Contexte historique
En 63 avant notre ère, le général romain Pompée, conquiert la Syrie en battant le dernier roi grec, Mithridate VI, d’origine perse. Pour la petite histoire, notons que son frère s’appelait Mitridate Chrestos. Personne ne lui a voué un culte, car « chestos » signifie « bon ou bienfaisant ».
La Judée, dirigée par la dynastie hasmonéenne qui a acquis une quasi indépendance vers 167 avant notre ère, s’est agrandie petit à petit en profitant de la faiblesse des Grecs, descendants des généraux d’Alexandre le Grand.
A l’arrivée des Romains en Syrie, deux frères se disputent le trône de Judée : Hyrcan II et Aristobule II. Pompée intervient, prend Jérusalem et fait de la Judée un protectorat romain sous le contrôle du gouverneur romain de Syrie. Après sa victoire, Pompée visite le temple de Jérusalem, ce qui sera considéré comme une grave profanation.
Suite à la guerre qu’il a menée en Judée, Pompée ramène à Rome des prisonniers qui lorsqu’ils passeront du statut d’esclaves à celui d’affranchis constitueront les premières communautés juives de Rome. A cette époque, Babylone et Alexandrie (Egypte) comptaient déjà d’importantes communautés juives.

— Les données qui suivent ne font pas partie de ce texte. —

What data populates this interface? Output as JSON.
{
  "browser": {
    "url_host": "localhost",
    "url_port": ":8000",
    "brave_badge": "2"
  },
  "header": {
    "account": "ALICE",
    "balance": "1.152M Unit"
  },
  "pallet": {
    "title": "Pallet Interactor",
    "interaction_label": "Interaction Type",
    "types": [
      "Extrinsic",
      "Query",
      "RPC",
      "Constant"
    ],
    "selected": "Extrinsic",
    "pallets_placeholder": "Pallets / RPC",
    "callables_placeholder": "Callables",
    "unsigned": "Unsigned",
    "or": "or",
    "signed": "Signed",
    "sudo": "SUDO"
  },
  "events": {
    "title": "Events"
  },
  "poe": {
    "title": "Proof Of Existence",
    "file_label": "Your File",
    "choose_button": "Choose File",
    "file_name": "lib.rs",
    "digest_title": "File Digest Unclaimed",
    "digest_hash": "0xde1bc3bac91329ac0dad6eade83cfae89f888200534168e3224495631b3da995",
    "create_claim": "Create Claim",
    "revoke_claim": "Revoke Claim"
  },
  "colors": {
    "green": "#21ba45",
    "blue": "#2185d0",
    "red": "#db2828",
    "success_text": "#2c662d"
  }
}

Avec l’accès au trône d’Antigone, le neveu d’Hyrcan II, la situation devient confuse. Les Parthes, ennemis des Romains, qui occupaient un vaste territoire à l’est de l’Euphrate, envahissent Israël.

En 37 avant notre ère, les Romains placent Hérode sur le trône de Judée. Il sera appelé le Grand à la suite des travaux qu’il va entreprendre dans le pays : construction de villes (Césarée maritime, etc.), de forteresses (Machéronte, Massade, etc.), d’un théâtre et d’un amphithéâtre à Jérusalem et surtout il va agrandir et embellir le temple de la ville qui deviendra un des temples les plus imposants de l’Empire romain. Les travaux débuteront en 19 avant notre ère et se termineront 82 ans plus tard, en 63 de notre ère. Le gros oeuvre n’avait demandé que 7 ans et le temple semble n’avoir jamais été fermé.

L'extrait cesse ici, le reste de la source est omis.